I think I made my point. There were more research questions than participants. Why is this bad?

Let's do a back-of-the-envelope calculation. First, think about any one of these research questions. For a statistically significant result, we would need roughly 15 of the 20 participants to pick one chart type over the other. Now, if the subjects had no preference for one chart type over the other, what is the chance that at least one of the 31 questions above will yield a statistically significant difference? The answer is about 50%! Ouch. In other words, the probability of one or more false positive results in this experiment is 50%.

For those wanting to see some math: Let's say I give you a fair coin for each of the 31 questions. Then, I ask you to flip each coin 20 times. What is the chance that at least one of these coins will show heads more than 15 out of 20 flips? For any one fair coin, the chance of getting 15 heads in 20 flips is very small (about 2%). But if you repeat this with 31 coins, then there is a 47% chance that you will see one of the coins showing 15 heads out of 20 flips!
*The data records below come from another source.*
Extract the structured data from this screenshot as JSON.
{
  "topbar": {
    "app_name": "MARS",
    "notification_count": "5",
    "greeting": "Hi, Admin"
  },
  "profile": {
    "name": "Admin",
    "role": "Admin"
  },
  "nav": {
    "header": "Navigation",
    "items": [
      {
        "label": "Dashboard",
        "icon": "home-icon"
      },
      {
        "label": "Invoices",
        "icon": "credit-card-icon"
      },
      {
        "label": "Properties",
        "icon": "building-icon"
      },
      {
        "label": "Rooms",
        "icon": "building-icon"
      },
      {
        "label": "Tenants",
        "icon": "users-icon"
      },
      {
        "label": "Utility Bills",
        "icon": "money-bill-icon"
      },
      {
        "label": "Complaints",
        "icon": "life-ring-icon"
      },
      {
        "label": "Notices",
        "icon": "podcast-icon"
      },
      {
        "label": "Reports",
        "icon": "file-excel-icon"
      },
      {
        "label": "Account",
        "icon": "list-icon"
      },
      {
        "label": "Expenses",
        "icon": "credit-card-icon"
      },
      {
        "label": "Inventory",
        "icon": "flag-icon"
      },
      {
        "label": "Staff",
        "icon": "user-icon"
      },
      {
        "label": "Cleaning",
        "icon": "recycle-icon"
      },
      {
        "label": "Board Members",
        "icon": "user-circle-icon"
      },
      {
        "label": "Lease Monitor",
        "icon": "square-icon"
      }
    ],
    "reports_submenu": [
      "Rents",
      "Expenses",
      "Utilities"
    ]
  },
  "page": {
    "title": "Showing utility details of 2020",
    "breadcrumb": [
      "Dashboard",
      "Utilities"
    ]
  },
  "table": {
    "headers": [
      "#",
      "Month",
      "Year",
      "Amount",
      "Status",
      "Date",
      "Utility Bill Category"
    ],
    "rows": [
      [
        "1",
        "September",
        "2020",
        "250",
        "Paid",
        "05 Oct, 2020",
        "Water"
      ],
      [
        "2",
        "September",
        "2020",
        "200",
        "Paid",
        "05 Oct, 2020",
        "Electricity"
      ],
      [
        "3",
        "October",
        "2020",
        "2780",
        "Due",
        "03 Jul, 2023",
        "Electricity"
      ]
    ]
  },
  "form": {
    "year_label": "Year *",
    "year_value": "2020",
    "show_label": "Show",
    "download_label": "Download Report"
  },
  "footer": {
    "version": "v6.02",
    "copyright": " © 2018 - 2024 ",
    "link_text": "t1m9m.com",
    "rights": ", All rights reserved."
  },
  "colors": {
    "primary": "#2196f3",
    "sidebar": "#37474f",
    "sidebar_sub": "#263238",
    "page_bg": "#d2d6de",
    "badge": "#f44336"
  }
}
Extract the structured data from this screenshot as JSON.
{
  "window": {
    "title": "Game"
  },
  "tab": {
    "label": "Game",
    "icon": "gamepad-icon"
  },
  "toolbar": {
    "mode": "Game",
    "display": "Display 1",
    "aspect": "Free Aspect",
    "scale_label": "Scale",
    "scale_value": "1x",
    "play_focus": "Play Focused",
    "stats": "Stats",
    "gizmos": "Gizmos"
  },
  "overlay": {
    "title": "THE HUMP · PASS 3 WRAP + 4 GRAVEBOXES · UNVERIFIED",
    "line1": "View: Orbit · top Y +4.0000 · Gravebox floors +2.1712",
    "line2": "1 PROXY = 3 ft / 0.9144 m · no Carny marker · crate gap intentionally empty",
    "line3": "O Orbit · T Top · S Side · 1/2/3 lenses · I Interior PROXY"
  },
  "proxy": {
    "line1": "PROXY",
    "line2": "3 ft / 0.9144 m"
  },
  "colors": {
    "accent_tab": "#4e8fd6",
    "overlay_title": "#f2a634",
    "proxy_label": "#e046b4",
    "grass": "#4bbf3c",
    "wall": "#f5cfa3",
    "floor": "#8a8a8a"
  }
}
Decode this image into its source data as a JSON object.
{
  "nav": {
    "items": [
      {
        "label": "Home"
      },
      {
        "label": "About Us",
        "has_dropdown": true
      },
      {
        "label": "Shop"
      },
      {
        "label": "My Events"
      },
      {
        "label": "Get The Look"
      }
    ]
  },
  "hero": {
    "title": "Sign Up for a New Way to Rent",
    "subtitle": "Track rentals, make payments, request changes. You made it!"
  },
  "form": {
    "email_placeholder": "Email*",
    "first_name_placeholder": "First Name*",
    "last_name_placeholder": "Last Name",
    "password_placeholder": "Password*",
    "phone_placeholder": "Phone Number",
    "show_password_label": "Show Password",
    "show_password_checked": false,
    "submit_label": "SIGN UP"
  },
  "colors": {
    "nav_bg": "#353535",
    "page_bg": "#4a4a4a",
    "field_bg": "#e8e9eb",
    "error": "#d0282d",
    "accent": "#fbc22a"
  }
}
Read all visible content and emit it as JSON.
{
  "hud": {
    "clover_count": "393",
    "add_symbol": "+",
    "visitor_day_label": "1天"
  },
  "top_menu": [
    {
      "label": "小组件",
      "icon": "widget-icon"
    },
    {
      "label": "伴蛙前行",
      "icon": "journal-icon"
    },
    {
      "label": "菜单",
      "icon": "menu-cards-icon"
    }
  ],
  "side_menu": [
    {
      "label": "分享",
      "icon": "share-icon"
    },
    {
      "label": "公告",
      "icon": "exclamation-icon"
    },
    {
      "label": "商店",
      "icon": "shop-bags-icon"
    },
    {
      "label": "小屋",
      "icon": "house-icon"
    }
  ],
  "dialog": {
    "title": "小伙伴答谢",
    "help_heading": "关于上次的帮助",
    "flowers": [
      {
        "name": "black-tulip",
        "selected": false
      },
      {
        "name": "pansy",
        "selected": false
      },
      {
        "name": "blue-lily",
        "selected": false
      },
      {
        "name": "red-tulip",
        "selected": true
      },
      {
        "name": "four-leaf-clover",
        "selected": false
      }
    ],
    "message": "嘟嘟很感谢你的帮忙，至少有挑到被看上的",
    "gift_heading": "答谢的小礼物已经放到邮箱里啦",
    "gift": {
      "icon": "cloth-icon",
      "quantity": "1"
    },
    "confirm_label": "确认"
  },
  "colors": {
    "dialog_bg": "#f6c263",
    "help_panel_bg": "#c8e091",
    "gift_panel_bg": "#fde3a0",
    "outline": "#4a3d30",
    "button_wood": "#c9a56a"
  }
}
The probability of at least one 2% event is 1 minus the probability of zero 2% events; the probability of zero 2% events is the product (31 times) of the probability of any given coin showing fewer than 15 heads in 20 flips (= 98%).

Technically, this is known as the "multiple comparisons" problem, and is particularly bad when a small sample size is juxtaposed with a large number of hypotheses.

***

Another check is needed on the nature of the significance, which I defer to a future post.